Die Medikamentenversorgung und Liefersicherheit in Deutschland und Europa steht trotz erheblicher Anstrengungen auf allen Ebenen auch drei Jahre nach Ende der Corona-Pandemie bei derzeit insgesamt ca. 500 Arzneimitteln erneut vor Engpässen. Krisenresilienz ist derzeit nicht sichergestellt. Dies betrifft vor allem Arzneimittel wie Antibiotika, Insuline, Schmerz- und Betäubungsmittel sowie Kochsalzlösung. Betroffen sind Arztpraxen, Krankenhäuser und Apotheken. Der Großteil dieser Präparate wird nach wie vor aus China oder Indien importiert.

Die Sicherstellung der Medikamentenversorgung ist Teil der Daseinsvorsorge. Dabei muss der Staat einen Rechtsrahmen schaffen, der es Unternehmen ermöglicht, ausreichende Medikamente zu importieren oder/und die Produktion in Deutschland und Europa wieder zu ermöglichen.

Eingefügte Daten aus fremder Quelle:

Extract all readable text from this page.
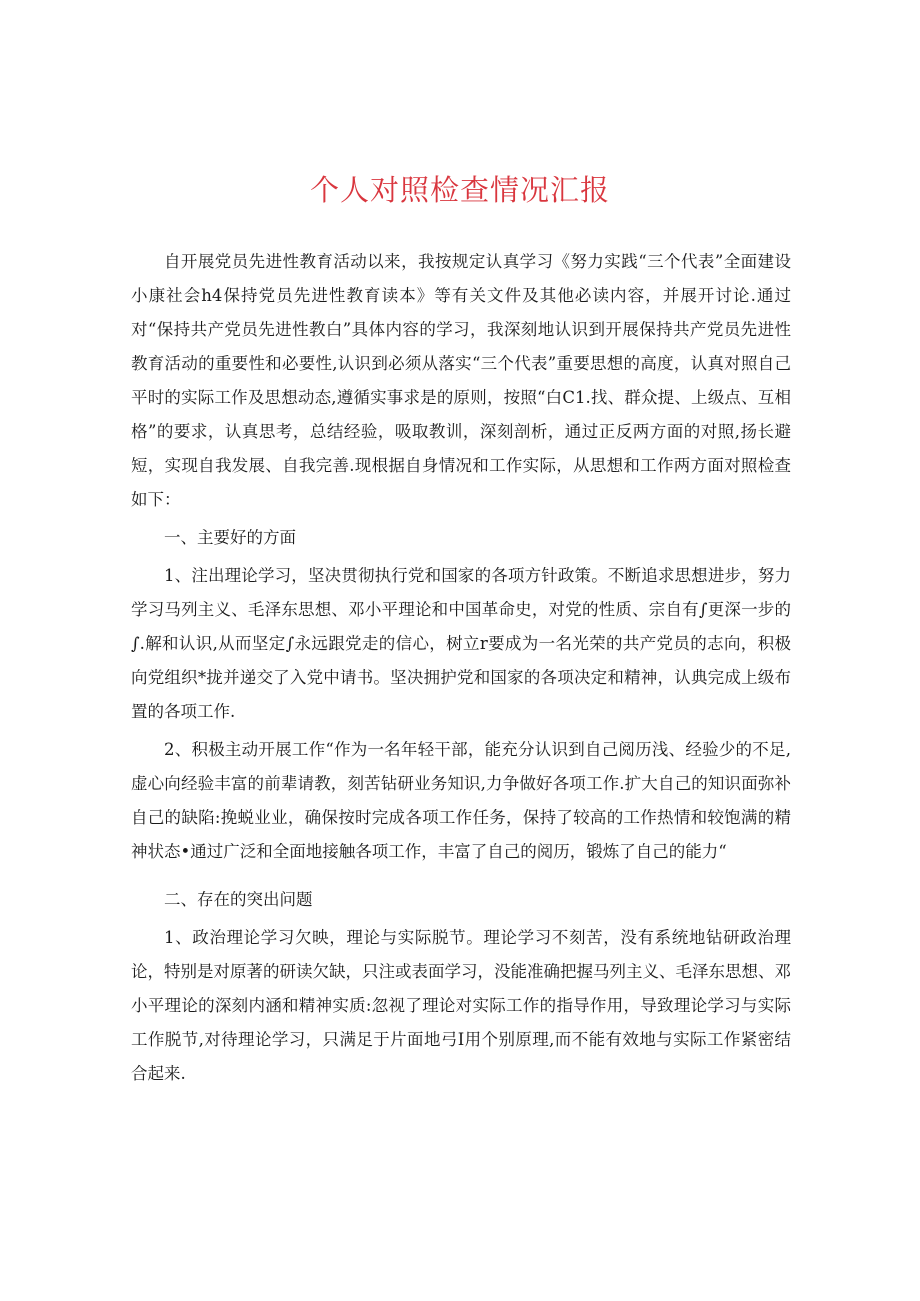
个人对照检查情况汇报

自开展党员先进性教育活动以来，我按规定认真学习《努力实践“三个代表”全面建设小康社会h4保持党员先进性教育读本》等有关文件及其他必读内容，并展开讨论.通过对“保持共产党员先进性教白”具体内容的学习，我深刻地认识到开展保持共产党员先进性教育活动的重要性和必要性,认识到必须从落实“三个代表”重要思想的高度，认真对照自己平时的实际工作及思想动态,遵循实事求是的原则，按照“白C1.找、群众提、上级点、互相格”的要求，认真思考，总结经验，吸取教训，深刻剖析，通过正反两方面的对照,扬长避短，实现自我发展、自我完善.现根据自身情况和工作实际，从思想和工作两方面对照检查如下：

一、主要好的方面

1、注出理论学习，坚决贯彻执行党和国家的各项方针政策。不断追求思想进步，努力学习马列主义、毛泽东思想、邓小平理论和中国革命史，对党的性质、宗自有∫更深一步的∫.解和认识,从而坚定∫永远跟党走的信心，树立r要成为一名光荣的共产党员的志向，积极向党组织*拢并递交了入党中请书。坚决拥护党和国家的各项决定和精神，认典完成上级布置的各项工作.

2、积极主动开展工作“作为一名年轻干部，能充分认识到自己阅历浅、经验少的不足,虚心向经验丰富的前辈请教，刻苦钻研业务知识,力争做好各项工作.扩大自己的知识面弥补自己的缺陷:挽蜕业业，确保按时完成各项工作任务，保持了较高的工作热情和较饱满的精神状态•通过广泛和全面地接触各项工作，丰富了自己的阅历，锻炼了自己的能力“

二、存在的突出问题

1、政治理论学习欠映，理论与实际脱节。理论学习不刻苦，没有系统地钻研政治理论，特别是对原著的研读欠缺，只注或表面学习，没能准确把握马列主义、毛泽东思想、邓小平理论的深刻内涵和精神实质:忽视了理论对实际工作的指导作用，导致理论学习与实际工作脱节,对待理论学习，只满足于片面地弓I用个别原理,而不能有效地与实际工作紧密结合起来.
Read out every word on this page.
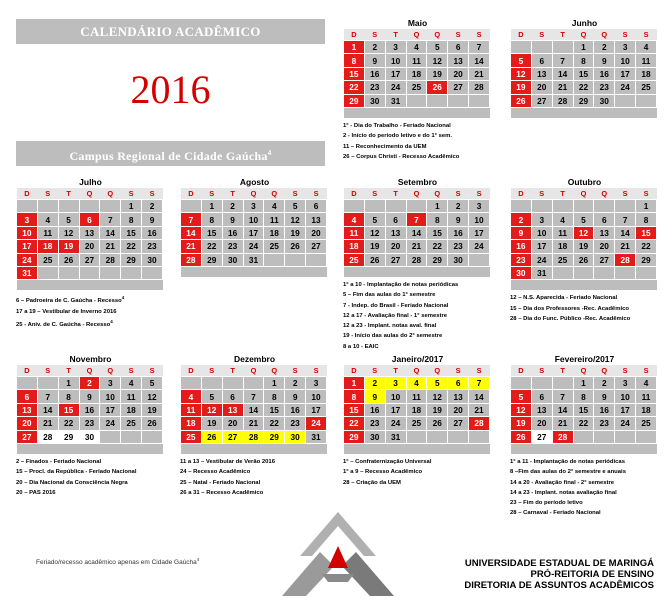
CALENDÁRIO ACADÊMICO
2016
Campus Regional de Cidade Gaúcha$^4$
Maio
D	S	T	Q	Q	S	S
1	2	3	4	5	6	7
8	9	10	11	12	13	14
15	16	17	18	19	20	21
22	23	24	25	26	27	28
29	30	31				

1° - Dia do Trabalho - Feriado Nacional
2 - Início do período letivo e do 1° sem.
11 – Reconhecimento da UEM
26 – Corpus Christi - Recesso Acadêmico
Junho
D	S	T	Q	Q	S	S
			1	2	3	4
5	6	7	8	9	10	11
12	13	14	15	16	17	18
19	20	21	22	23	24	25
26	27	28	29	30		

Julho
D	S	T	Q	Q	S	S
					1	2
3	4	5	6	7	8	9
10	11	12	13	14	15	16
17	18	19	20	21	22	23
24	25	26	27	28	29	30
31						

6 – Padroeira de C. Gaúcha - Recesso$^4$
17 a 19 – Vestibular de Inverno 2016
25 - Aniv. de C. Gaúcha - Recesso$^4$
Agosto
D	S	T	Q	Q	S	S
	1	2	3	4	5	6
7	8	9	10	11	12	13
14	15	16	17	18	19	20
21	22	23	24	25	26	27
28	29	30	31			

Setembro
D	S	T	Q	Q	S	S
				1	2	3
4	5	6	7	8	9	10
11	12	13	14	15	16	17
18	19	20	21	22	23	24
25	26	27	28	29	30	

1° a 10 - Implantação de notas periódicas
5 – Fim das aulas do 1° semestre
7 - Indep. do Brasil - Feriado Nacional
12 a 17 - Avaliação final - 1° semestre
12 a 23 - Implant. notas aval. final
19 - Início das aulas do 2° semestre
8 a 10 - EAIC
Outubro
D	S	T	Q	Q	S	S
						1
2	3	4	5	6	7	8
9	10	11	12	13	14	15
16	17	18	19	20	21	22
23	24	25	26	27	28	29
30	31					

12 – N.S. Aparecida - Feriado Nacional
15 – Dia dos Professores -Rec. Acadêmico
28 – Dia do Func. Público -Rec. Acadêmico
Novembro
D	S	T	Q	Q	S	S
		1	2	3	4	5
6	7	8	9	10	11	12
13	14	15	16	17	18	19
20	21	22	23	24	25	26
27	28	29	30			

2 – Finados - Feriado Nacional
15 – Procl. da República - Feriado Nacional
20 – Dia Nacional da Consciência Negra
20 – PAS 2016
Dezembro
D	S	T	Q	Q	S	S
				1	2	3
4	5	6	7	8	9	10
11	12	13	14	15	16	17
18	19	20	21	22	23	24
25	26	27	28	29	30	31

11 a 13 – Vestibular de Verão 2016
24 – Recesso Acadêmico
25 – Natal - Feriado Nacional
26 a 31 – Recesso Acadêmico
Janeiro/2017
D	S	T	Q	Q	S	S
1	2	3	4	5	6	7
8	9	10	11	12	13	14
15	16	17	18	19	20	21
22	23	24	25	26	27	28
29	30	31				

1° – Confraternização Universal
1° a 9 – Recesso Acadêmico
28 – Criação da UEM
Fevereiro/2017
D	S	T	Q	Q	S	S
			1	2	3	4
5	6	7	8	9	10	11
12	13	14	15	16	17	18
19	20	21	22	23	24	25
26	27	28				

1° a 11 - Implantação de notas periódicas
8 –Fim das aulas do 2° semestre e anuais
14 a 20 - Avaliação final - 2° semestre
14 a 23 - Implant. notas avaliação final
23 – Fim do período letivo
28 – Carnaval - Feriado Nacional
Feriado/recesso acadêmico apenas em Cidade Gaúcha$^4$	UNIVERSIDADE ESTADUAL DE MARINGÁ
PRÓ-REITORIA DE ENSINO
DIRETORIA DE ASSUNTOS ACADÊMICOS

Die aktuellen Diskussionen rund um das Thema Resilienz im Gesundheitswesen im Krisenfall macht dies unbedingt erforderlich.


5. Zukunft der Pflege

Der demografische Wandel führt zu einer zunehmenden Überalterung der Gesellschaft und zu einem stetig wachsenden Pflegekräftemangel. Die Zahl der Beitragszahler nimmt ab, während die Zahl der Rentnerinnen und Rentner sowie Pflegebedürftiger steigt, wodurch das Pflegesystem erheblich belastet wird. Bereits heute leben ca. 5,5 Mio. Menschen mit Pflegegrad zuhause. Neben Organisationsfragen wirft diese Entwicklung vor allem auch finanzielle Fragen auf.

Die Politik muss die Rahmenbedingungen für eine menschliche Pflege sowie ein bedarfsgerechtes Pflegeangebot sicherstellen. Es müssen Anreize geschaffen werden, damit pflegebedürftige Menschen länger selbstbestimmt zu Hause und nach den Grundsätzen „Rehabilitation und Prävention vor Pflege“ sowie „ambulante Versorgung vor stationärer“ leben können. Einfache und bürokratisch barrierefreie Regelungen für Pflege und Ehrenamt sind überfällig.

In finanzieller Hinsicht gilt es, ein generationengerechtes Gleichgewicht zwischen Beitragszahlern und Pflegebedürftigen zu schaffen. Daher setzen wir uns dafür ein, die Pflegeversicherung als Teilkaskoversicherung zu erhalten. Um deren Finanzierbarkeit sicherzustellen, müssen Leistungsausweitungen ausbleiben. Daneben ist eine private Pflegezusatzversicherung unabdingbar. Wir setzen uns zudem für die Förderung von mehr Eigenvorsorge und Prävention auch in der Pflege ein.